Somewhere near the end of Liverpool’s blistering first-half performance at Queens Park Rangers’ Loftus Road on Sunday evening, television commentator Martin Tyler posed perhaps the only question left for the Reds to answer.
Why, oh why, weren’t Brendan Rodgers’ Reds wearing, well, red?
Small potatoes, really. Liverpool—and especially Luis Suarez—left no doubt about the rest in a satisfying and simple 3-0 rout of struggling QPR on Sunday in the Barclays Premier League.
Tyler was confused by Liverpool's decision to wear gray and black instead of their normal red. The latter would not have clashed with QPR's home kit, but by halftime, the confusion had been replaced with a sense of forward momentum for Rodgers' non-red Reds.
Suarez schooled Clint Hill before finishing at the far post in the 10th minute for Liverpool's first. He doubled the lead six minutes later, and Daniel Agger made it three with 26 minutes gone. By then, the match was done, and the only questions that remained had to do with fashion choices and potential hat-tricks.
Victory keeps Liverpool in ninth, five points behind fifth-placed Arsenal. QPR remain rooted to the foot of the table with 10 points, eight clear of safety. While those facts would seem to make Sunday's match somewhat less than meaningful in the Premier League narrative this season, Suarez's sterling performance and Liverpool's recent history mean this one is worthy of further discussion.
Halfway through Rodgers' first year as Liverpool's manager, conclusions are beginning to form. The squad remains small and flawed, and difficult work remains to be done, but based on the entire body of evidence from the campaign's first half, Liverpool are moving forward.
Above all others, Liverpool have Suarez to thank for that.

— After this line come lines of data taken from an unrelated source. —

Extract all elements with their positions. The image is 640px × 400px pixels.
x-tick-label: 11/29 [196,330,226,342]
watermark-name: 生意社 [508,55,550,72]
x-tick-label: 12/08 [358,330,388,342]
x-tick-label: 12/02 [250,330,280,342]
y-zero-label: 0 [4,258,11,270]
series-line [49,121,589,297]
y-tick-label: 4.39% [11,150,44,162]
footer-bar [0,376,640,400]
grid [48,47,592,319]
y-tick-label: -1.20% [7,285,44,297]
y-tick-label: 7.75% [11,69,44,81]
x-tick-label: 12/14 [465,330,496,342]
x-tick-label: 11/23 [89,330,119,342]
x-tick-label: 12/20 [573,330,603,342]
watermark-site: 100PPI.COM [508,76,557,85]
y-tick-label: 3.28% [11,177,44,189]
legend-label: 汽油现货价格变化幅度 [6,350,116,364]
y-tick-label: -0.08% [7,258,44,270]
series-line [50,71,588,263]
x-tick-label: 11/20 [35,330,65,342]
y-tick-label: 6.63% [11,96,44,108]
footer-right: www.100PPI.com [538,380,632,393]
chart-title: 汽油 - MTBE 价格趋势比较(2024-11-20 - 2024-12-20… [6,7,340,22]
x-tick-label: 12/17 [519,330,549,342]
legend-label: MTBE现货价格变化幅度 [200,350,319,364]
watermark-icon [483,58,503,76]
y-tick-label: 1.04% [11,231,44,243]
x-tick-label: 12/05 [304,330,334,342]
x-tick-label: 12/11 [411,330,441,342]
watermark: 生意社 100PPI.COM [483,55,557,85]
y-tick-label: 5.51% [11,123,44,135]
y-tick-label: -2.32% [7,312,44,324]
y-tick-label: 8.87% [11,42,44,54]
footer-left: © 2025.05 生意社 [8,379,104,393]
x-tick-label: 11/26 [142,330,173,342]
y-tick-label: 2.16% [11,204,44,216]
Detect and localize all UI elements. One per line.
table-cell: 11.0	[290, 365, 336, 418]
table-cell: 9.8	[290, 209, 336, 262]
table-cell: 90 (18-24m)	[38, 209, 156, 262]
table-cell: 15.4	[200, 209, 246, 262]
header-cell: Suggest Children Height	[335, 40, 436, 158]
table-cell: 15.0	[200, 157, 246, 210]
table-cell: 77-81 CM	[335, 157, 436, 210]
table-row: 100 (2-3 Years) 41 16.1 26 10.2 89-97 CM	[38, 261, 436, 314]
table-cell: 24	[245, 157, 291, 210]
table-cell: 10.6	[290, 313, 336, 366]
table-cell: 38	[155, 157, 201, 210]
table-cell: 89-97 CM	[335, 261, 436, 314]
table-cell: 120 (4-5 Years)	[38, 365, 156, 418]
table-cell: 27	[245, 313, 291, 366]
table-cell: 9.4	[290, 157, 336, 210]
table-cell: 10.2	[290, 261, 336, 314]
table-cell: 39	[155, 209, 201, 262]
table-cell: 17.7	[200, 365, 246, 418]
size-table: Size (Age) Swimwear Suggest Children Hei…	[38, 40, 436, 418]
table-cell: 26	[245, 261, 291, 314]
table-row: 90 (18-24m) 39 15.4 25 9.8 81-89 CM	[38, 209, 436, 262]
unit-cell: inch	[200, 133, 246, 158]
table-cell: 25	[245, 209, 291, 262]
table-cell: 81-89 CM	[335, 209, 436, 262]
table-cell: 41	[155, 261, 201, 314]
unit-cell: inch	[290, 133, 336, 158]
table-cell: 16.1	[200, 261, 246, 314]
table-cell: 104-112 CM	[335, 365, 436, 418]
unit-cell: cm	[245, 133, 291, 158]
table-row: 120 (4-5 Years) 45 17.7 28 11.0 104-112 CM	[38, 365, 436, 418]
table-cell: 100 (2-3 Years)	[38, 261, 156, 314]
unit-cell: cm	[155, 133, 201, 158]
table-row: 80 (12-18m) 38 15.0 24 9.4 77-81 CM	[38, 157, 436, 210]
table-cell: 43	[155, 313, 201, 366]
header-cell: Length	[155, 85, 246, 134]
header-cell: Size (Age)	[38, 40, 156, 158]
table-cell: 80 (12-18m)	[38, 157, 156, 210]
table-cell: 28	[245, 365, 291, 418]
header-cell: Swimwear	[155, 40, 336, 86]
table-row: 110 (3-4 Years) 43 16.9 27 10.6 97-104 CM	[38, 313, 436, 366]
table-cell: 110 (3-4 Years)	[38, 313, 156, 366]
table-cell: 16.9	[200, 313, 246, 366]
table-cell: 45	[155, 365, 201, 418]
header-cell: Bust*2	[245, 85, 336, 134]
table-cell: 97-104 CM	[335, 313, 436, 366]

The Uruguayan's brace brought him level with Newcastle's Demba Ba with 13 goals in the league this season, one behind Manchester United's Robin van Persie. Suarez has not just scored loads of goals; he has scored valuable goals.
Much has been made of the position in which Liverpool might find themselves without Suarez's contribution, but it bears repeating: If not for the tricky South American, Liverpool might have been contesting a relegation six-pointer with QPR on Sunday.
Instead, Suarez again showed that he is Liverpool's offense at the moment. For a manager with few attacking options at his disposal, Rodgers could do much worse.
QPR, meanwhile, remain an enigma. Talent flows throughout the squad, from Adel Taarabt up top all the way to Julio Cesar in goal. The arrival of Harry Redknapp brought a brief uptick in results, but after another defeat, Rangers lie eight points adrift of safety.
Near the end of last season, QPR fell behind Liverpool by two goals at home in a league match. They won that day, producing an epic comeback—or an awful Liverpool collapse—that fueled Mark Hughes' escape act and led to Kenny Dalglish's second departure from Anfield.
This time, Rangers looked like doing nothing of the sort. Tellingly, neither did Liverpool.
Redknapp could yet produce an escape. Time is short, however, even with almost half a season left.
And for Liverpool and Suarez, the second half might just turn into something worth remembering.